Presentation on theme: "Weather Instruments Adam, Hap, and Dailey. Thermometer A thermometer measures the air temperature in degrees. You can measure the temperature in Celsius."— Presentation transcript:
Weather Instruments Adam, Hap, and Dailey
Thermometer A thermometer measures the air temperature in degrees. You can measure the temperature in Celsius or Fahrenheit. They are usually glass and are filled with either alcohol or mercury. When the air heats up, the liquid expands and rises up the tube.
Barometer A barometer measures air pressure. It tells if the air pressure is rising or falling. If it’s rising, it is sunny and clear. If it’s falling, it is stormy and wet. On the barometer it says the humidity in percent, the temperature and if it’s fair or rainy.
Radar Radar was not invented to detect weather. During WWII England tried to track German planes and they tracked the clouds and rain too. Radar sends out radio waves and the rain droplets reflect them. Depending on when it reaches the radar they know how far away it is. Doppler radar is being used by scientists to help us learn more about weather. Doppler radar can see the movement of the raindrops and can tell which way they are moving.
Satellites Satellites have made tracking weather much more accurate over the years. They show us where the clouds are and can measure the temperature of the ground, clouds, air and water. The satellite picture you would usually see on TV is GOES(Geostationary Operational Environmental Satellite)8 and GOES 9. The GOES Satellite is 35,000 km over the Earth and the shuttle goes about 500 km over the earth. Satellites made tracking storms very far away easier.
Windsocks A windsock is a weather instrument used for measuring wind speed and direction. It is used by pointing it in the opposite direction of the wind. The angle of the sock depends on how fast the wind is blowing. It will be fully extended when the wind reaches 17 mph.
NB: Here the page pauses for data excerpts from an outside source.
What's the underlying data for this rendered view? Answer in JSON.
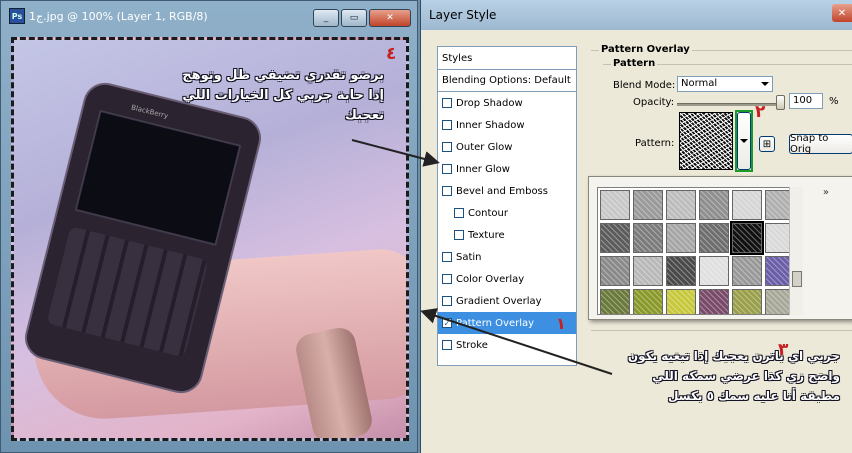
{
  "document": {
    "title": "ج1‎.jpg @ 100% (Layer 1, RGB/8)",
    "app_icon": "Ps",
    "buttons": {
      "minimize": "_",
      "maximize": "▭",
      "close": "✕"
    },
    "phone_brand": "BlackBerry",
    "overlay_text_1": "برضو تقدري تضيفي ظل وتوهج إذا حابة جربي كل الخيارات اللي تعجبك",
    "overlay_text_2": "جربي اي باترن يعجبك إذا تبغيه يكون واضح زي كذا عرضي سمكه اللي مطبقة أنا عليه سمك ٥ بكسل",
    "step_4": "٤",
    "step_3": "٣",
    "step_2": "٢",
    "step_1": "١"
  },
  "dialog": {
    "title": "Layer Style",
    "close": "✕",
    "styles_header": "Styles",
    "blending": "Blending Options: Default",
    "items": [
      {
        "label": "Drop Shadow",
        "checked": false
      },
      {
        "label": "Inner Shadow",
        "checked": false
      },
      {
        "label": "Outer Glow",
        "checked": false
      },
      {
        "label": "Inner Glow",
        "checked": false
      },
      {
        "label": "Bevel and Emboss",
        "checked": false
      },
      {
        "label": "Contour",
        "checked": false
      },
      {
        "label": "Texture",
        "checked": false
      },
      {
        "label": "Satin",
        "checked": false
      },
      {
        "label": "Color Overlay",
        "checked": false
      },
      {
        "label": "Gradient Overlay",
        "checked": false
      },
      {
        "label": "Pattern Overlay",
        "checked": true
      },
      {
        "label": "Stroke",
        "checked": false
      }
    ],
    "group_title": "Pattern Overlay",
    "sub_title": "Pattern",
    "blend_mode_label": "Blend Mode:",
    "blend_mode_value": "Normal",
    "opacity_label": "Opacity:",
    "opacity_value": "100",
    "opacity_unit": "%",
    "opacity_level": 1.0,
    "pattern_label": "Pattern:",
    "snap_button": "Snap to Orig",
    "menu_arrow": "»"
  },
  "pattern_tiles": [
    "#c8c8c8",
    "#9a9a9a",
    "#bdbdbd",
    "#8f8f8f",
    "#d6d6d6",
    "#b0b0b0",
    "#5c5c5c",
    "#7c7c7c",
    "#a6a6a6",
    "#6e6e6e",
    "#111111",
    "#d9d9d9",
    "#8a8a8a",
    "#b9b9b9",
    "#4a4a4a",
    "#e0e0e0",
    "#999999",
    "#6a5fa8",
    "#6a7a3a",
    "#8a9a2a",
    "#c8c83c",
    "#7a4a6a",
    "#9aa04a",
    "#a8a898"
  ]
}
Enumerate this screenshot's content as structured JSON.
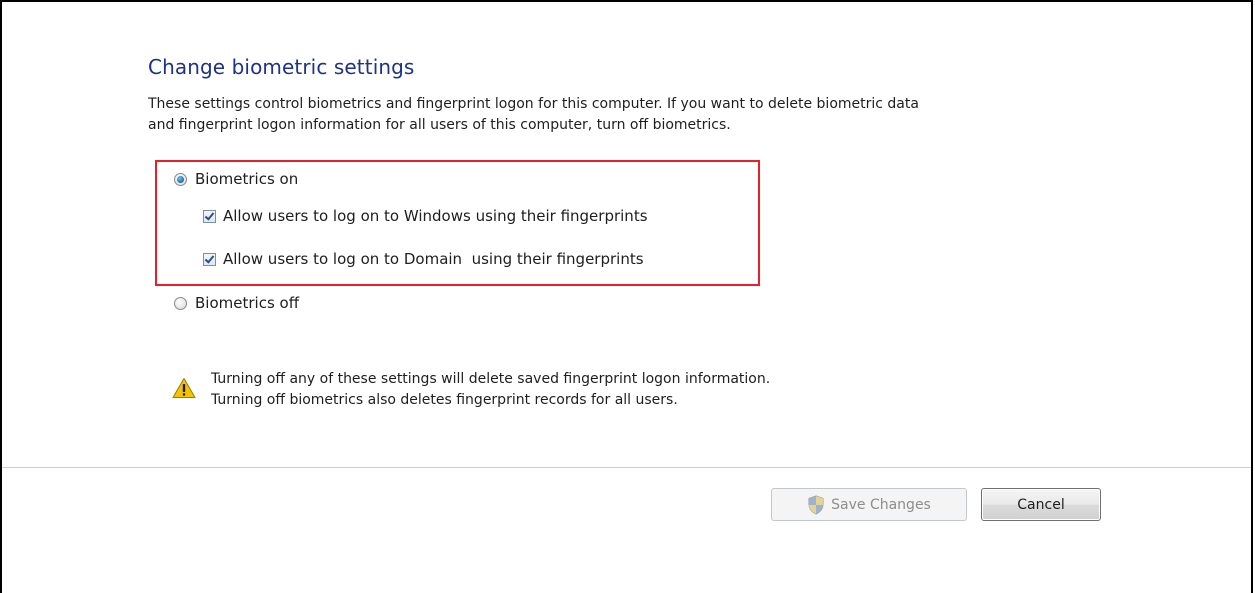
{
  "title": "Change biometric settings",
  "description": {
    "line1": "These settings control biometrics and fingerprint logon for this computer. If you want to delete biometric data",
    "line2": "and fingerprint logon information for all users of this computer, turn off biometrics."
  },
  "options": {
    "biometrics_on": "Biometrics on",
    "allow_windows": "Allow users to log on to Windows using their fingerprints",
    "allow_domain": "Allow users to log on to Domain  using their fingerprints",
    "biometrics_off": "Biometrics off"
  },
  "state": {
    "biometrics_on_selected": true,
    "allow_windows_checked": true,
    "allow_domain_checked": true
  },
  "warning": {
    "line1": "Turning off any of these settings will delete saved fingerprint logon information.",
    "line2": "Turning off biometrics also deletes fingerprint records for all users."
  },
  "buttons": {
    "save": "Save Changes",
    "cancel": "Cancel"
  },
  "colors": {
    "title": "#1e3287",
    "highlight_border": "#e8202a",
    "warning_fill": "#f5c400"
  },
  "icons": {
    "warning": "warning-icon",
    "uac_shield": "uac-shield-icon"
  }
}
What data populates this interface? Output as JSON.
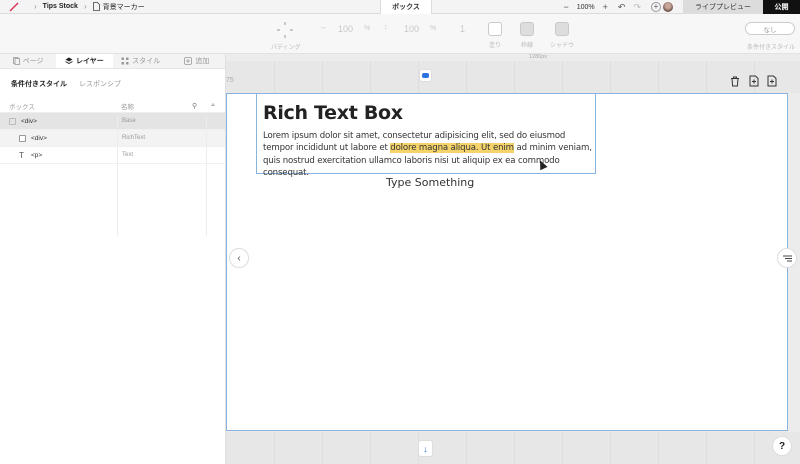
{
  "topbar": {
    "crumb_site": "Tips Stock",
    "crumb_page": "背景マーカー",
    "mode": "ボックス",
    "zoom": "100%",
    "zoom_minus": "−",
    "zoom_plus": "+",
    "preview_label": "ライブプレビュー",
    "publish_label": "公開"
  },
  "toolbar": {
    "padding_label": "パディング",
    "width_value": "100",
    "width_unit": "%",
    "height_value": "100",
    "height_unit": "%",
    "count_value": "1",
    "fill_label": "塗り",
    "border_label": "枠線",
    "shadow_label": "シャドウ",
    "conditional_value": "なし",
    "conditional_label": "条件付きスタイル"
  },
  "left_panel": {
    "tabs": [
      {
        "label": "ページ",
        "icon": "page-icon"
      },
      {
        "label": "レイヤー",
        "icon": "layers-icon"
      },
      {
        "label": "スタイル",
        "icon": "style-icon"
      },
      {
        "label": "追加",
        "icon": "add-icon"
      }
    ],
    "subtab_active": "条件付きスタイル",
    "subtab_other": "レスポンシブ",
    "col_name": "ボックス",
    "col_type": "名称",
    "rows": [
      {
        "name": "<div>",
        "type": "Base"
      },
      {
        "name": "<div>",
        "type": "RichText"
      },
      {
        "name": "<p>",
        "type": "Text"
      }
    ]
  },
  "canvas": {
    "ruler_label": "1280px",
    "side_number": "75",
    "rich_title": "Rich Text Box",
    "para_before": "Lorem ipsum dolor sit amet, consectetur adipisicing elit, sed do eiusmod tempor incididunt ut labore et ",
    "para_highlight": "dolore magna aliqua. Ut enim",
    "para_after": " ad minim veniam, quis nostrud exercitation ullamco laboris nisi ut aliquip ex ea commodo consequat.",
    "placeholder_text": "Type Something",
    "highlight_color": "#f5d36b",
    "accent_color": "#2a73e0"
  },
  "help_label": "?"
}
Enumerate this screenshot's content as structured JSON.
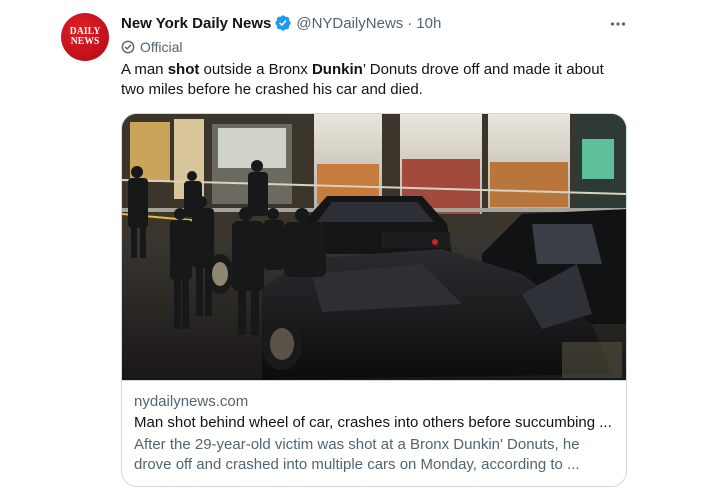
{
  "account": {
    "avatar_line1": "DAILY",
    "avatar_line2": "NEWS",
    "display_name": "New York Daily News",
    "handle": "@NYDailyNews",
    "separator": "·",
    "time": "10h",
    "label": "Official",
    "verified_icon": "verified-badge-icon",
    "verified_color": "#1d9bf0"
  },
  "tweet": {
    "text_1": "A man ",
    "text_2": "shot",
    "text_3": " outside a Bronx ",
    "text_4": "Dunkin",
    "text_5": "’ Donuts drove off and made it about two miles before he crashed his car and died."
  },
  "card": {
    "image_icon": "crash-scene-photo",
    "domain": "nydailynews.com",
    "title": "Man shot behind wheel of car, crashes into others before succumbing ...",
    "description": "After the 29-year-old victim was shot at a Bronx Dunkin' Donuts, he drove off and crashed into multiple cars on Monday, according to ..."
  },
  "colors": {
    "brand_red": "#c5121b",
    "secondary_text": "#536471",
    "border": "#cfd9de"
  }
}
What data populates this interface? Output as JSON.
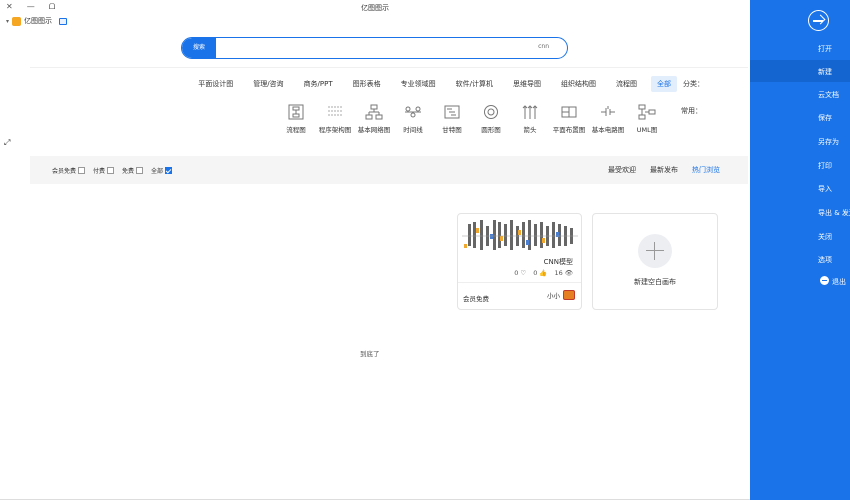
{
  "window": {
    "title": "亿图图示",
    "close": "✕",
    "minimize": "—",
    "restore": "ᗝ"
  },
  "brand": {
    "name": "亿图图示"
  },
  "search": {
    "button": "搜索",
    "value": "cnn"
  },
  "categories": {
    "label": "分类：",
    "items": [
      "全部",
      "流程图",
      "组织结构图",
      "思维导图",
      "软件/计算机",
      "专业领域图",
      "图形表格",
      "商务/PPT",
      "管理/咨询",
      "平面设计图"
    ],
    "active_index": 0
  },
  "common": {
    "label": "常用：",
    "items": [
      "UML图",
      "基本电路图",
      "平面布置图",
      "箭头",
      "圆形图",
      "甘特图",
      "时间线",
      "基本网络图",
      "程序架构图",
      "流程图"
    ]
  },
  "sort_tabs": {
    "items": [
      "热门浏览",
      "最新发布",
      "最受欢迎"
    ],
    "active_index": 0
  },
  "filters": {
    "items": [
      {
        "label": "全部",
        "checked": true
      },
      {
        "label": "免费",
        "checked": false
      },
      {
        "label": "付费",
        "checked": false
      },
      {
        "label": "会员免费",
        "checked": false
      }
    ]
  },
  "new_card": {
    "caption": "新建空白画布"
  },
  "template_card": {
    "name": "CNN模型",
    "views": "16",
    "likes": "0",
    "favorites": "0",
    "author": "小小",
    "price": "会员免费"
  },
  "end_text": "到底了",
  "sidebar": {
    "items": [
      {
        "label": "打开",
        "active": false
      },
      {
        "label": "新建",
        "active": true
      },
      {
        "label": "云文档",
        "active": false
      },
      {
        "label": "保存",
        "active": false
      },
      {
        "label": "另存为",
        "active": false
      },
      {
        "label": "打印",
        "active": false
      },
      {
        "label": "导入",
        "active": false
      },
      {
        "label": "导出 & 发送",
        "active": false
      },
      {
        "label": "关闭",
        "active": false
      },
      {
        "label": "选项",
        "active": false
      },
      {
        "label": "退出",
        "active": false
      }
    ]
  },
  "colors": {
    "accent": "#1a73e8",
    "sidebar": "#1a73e8",
    "sidebar_active": "#1565d0",
    "filter_bg": "#f5f5f5"
  }
}
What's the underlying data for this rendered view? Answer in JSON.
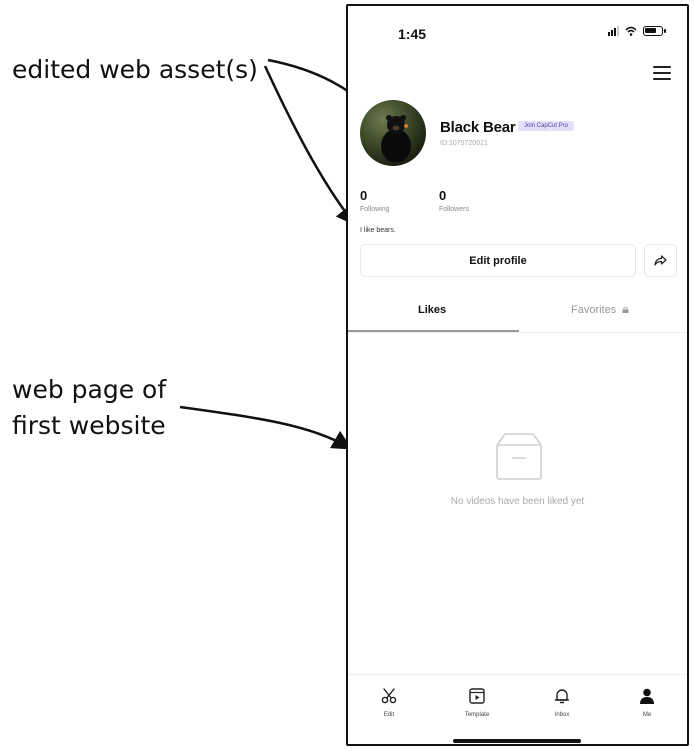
{
  "annotations": {
    "first": "edited web asset(s)",
    "second_line1": "web page of",
    "second_line2": "first website"
  },
  "status_bar": {
    "time": "1:45"
  },
  "profile": {
    "name": "Black Bear",
    "badge": "Join CapCut Pro",
    "id_text": "ID:1075720021",
    "following_count": "0",
    "following_label": "Following",
    "followers_count": "0",
    "followers_label": "Followers",
    "bio": "I like bears.",
    "edit_label": "Edit profile"
  },
  "tabs": {
    "likes": "Likes",
    "favorites": "Favorites"
  },
  "empty_state": {
    "message": "No videos have been liked yet"
  },
  "bottom_nav": {
    "edit": "Edit",
    "template": "Template",
    "inbox": "Inbox",
    "me": "Me"
  }
}
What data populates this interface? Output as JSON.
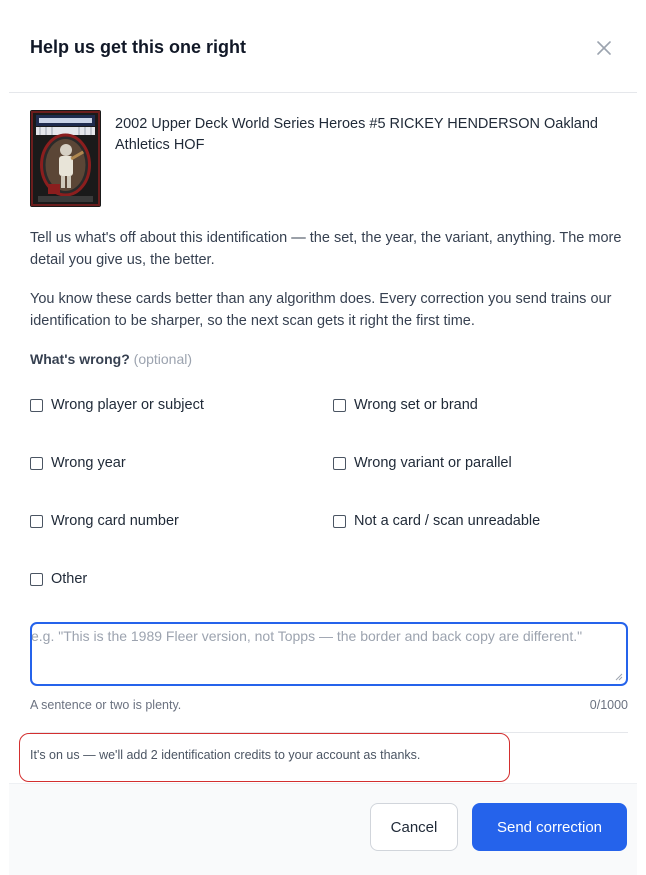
{
  "dialog": {
    "title": "Help us get this one right",
    "close_icon": "close-icon"
  },
  "card": {
    "thumbnail_icon": "baseball-card-thumbnail",
    "title": "2002 Upper Deck World Series Heroes #5 RICKEY HENDERSON Oakland Athletics HOF"
  },
  "intro": {
    "paragraph_1": "Tell us what's off about this identification — the set, the year, the variant, anything. The more detail you give us, the better.",
    "paragraph_2": "You know these cards better than any algorithm does. Every correction you send trains our identification to be sharper, so the next scan gets it right the first time."
  },
  "question": {
    "label": "What's wrong?",
    "optional": "(optional)",
    "options": [
      {
        "label": "Wrong player or subject",
        "checked": false
      },
      {
        "label": "Wrong set or brand",
        "checked": false
      },
      {
        "label": "Wrong year",
        "checked": false
      },
      {
        "label": "Wrong variant or parallel",
        "checked": false
      },
      {
        "label": "Wrong card number",
        "checked": false
      },
      {
        "label": "Not a card / scan unreadable",
        "checked": false
      },
      {
        "label": "Other",
        "checked": false
      }
    ]
  },
  "details": {
    "value": "",
    "placeholder": "e.g. \"This is the 1989 Fleer version, not Topps — the border and back copy are different.\"",
    "hint": "A sentence or two is plenty.",
    "counter": "0/1000"
  },
  "credits": {
    "text": "It's on us — we'll add 2 identification credits to your account as thanks."
  },
  "footer": {
    "cancel_label": "Cancel",
    "send_label": "Send correction"
  },
  "colors": {
    "accent": "#2563eb",
    "highlight_border": "#d32f2f"
  }
}
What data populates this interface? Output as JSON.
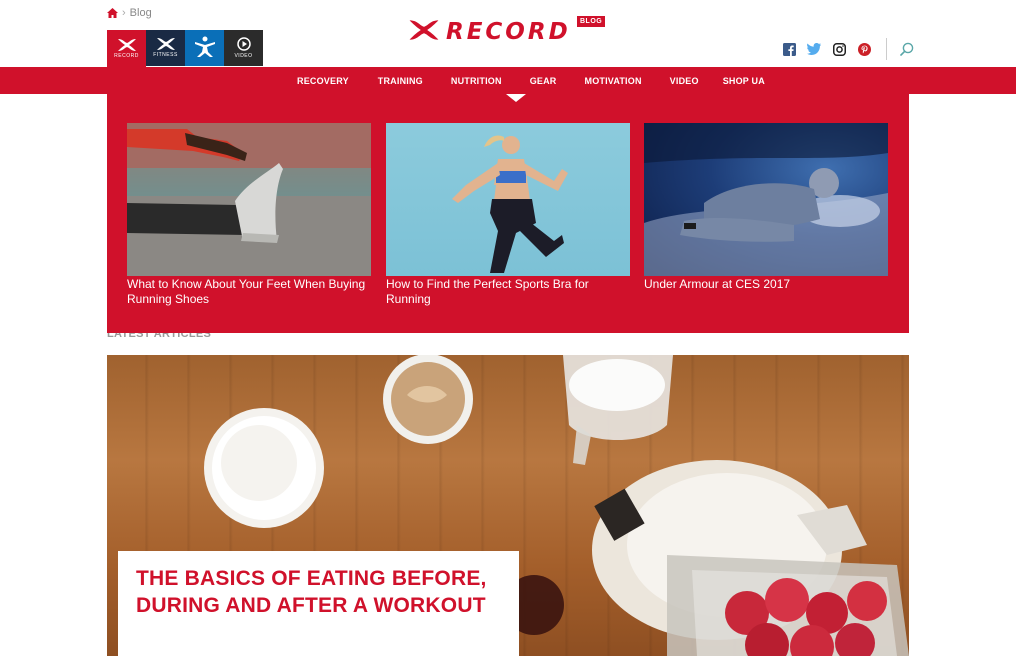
{
  "breadcrumb": {
    "current": "Blog"
  },
  "app_tiles": [
    {
      "label": "RECORD",
      "icon": "ua-logo-icon"
    },
    {
      "label": "FITNESS",
      "icon": "ua-logo-icon"
    },
    {
      "label": "",
      "icon": "mfp-figure-icon"
    },
    {
      "label": "VIDEO",
      "icon": "play-icon"
    }
  ],
  "logo": {
    "word": "RECORD",
    "badge": "BLOG"
  },
  "colors": {
    "brand_red": "#d0112b",
    "nav_text": "#ffffff"
  },
  "nav": {
    "items": [
      "RECOVERY",
      "TRAINING",
      "NUTRITION",
      "GEAR",
      "MOTIVATION",
      "VIDEO",
      "SHOP UA"
    ],
    "active": "GEAR"
  },
  "dropdown": {
    "cards": [
      {
        "caption": "What to Know About Your Feet When Buying Running Shoes"
      },
      {
        "caption": "How to Find the Perfect Sports Bra for Running"
      },
      {
        "caption": "Under Armour at CES 2017"
      }
    ]
  },
  "latest": {
    "label": "LATEST ARTICLES"
  },
  "hero": {
    "title": "THE BASICS OF EATING BEFORE, DURING AND AFTER A WORKOUT"
  }
}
Anemometer An anemometer is an instrument that tells you how fast the wind is blowing. Anemometers will be able to accurately measure how fast the wind is blowing. It can't give you an exact wind speed.
Hygrometer A hygrometer measures humidity. One of the simplest hygrometers is a sling psychomotor. It is made with one ordinary thermometer and the other is a wet bulb thermometer. When a reading is being taken, the cloth is dipped in water and then the it’s whirled around. While it is being spun, the water evaporates from the wick, cooling the wet-bulb thermometer. Then the temperatures of both thermometers are read. If the surrounding air is dry, more moisture evaporates from the wick, cooling the wet-bulb thermometer so there is a greater difference between the temperatures of the two thermometers. If the surrounding air is holding as much moisture as possible then the relative humidity is 100% then there is no difference between the two temperatures.
Rain Gauge Rain gauge measures the amount of rain that has fallen over a certain place by letting the rain fall into a tube where a floating bobber rises with the amount of rain that comes in from the top.
Weather Maps Weather maps indicate atmospheric conditions above a large portion of the Earth’s surface. Meteorologists use weather maps to forecast the weather. It tells you the temperature, where the clouds are and if it will be sunny or rainy.
Weather Balloons Weather balloons tell you which way the wind is blowing and how fast it’s blowing. It tells you how fast by its angle and trajectory. It tells which way the wind is blowing by blowing in the opposite direction from where the wind is coming.
Conclusion Weather instruments like thermometers, barometers, radar, satellites, windsocks, anemometers, hygrometers, rain gauge, weather maps, and weather balloons are important to meteorologists by telling them climate, temperature and much more!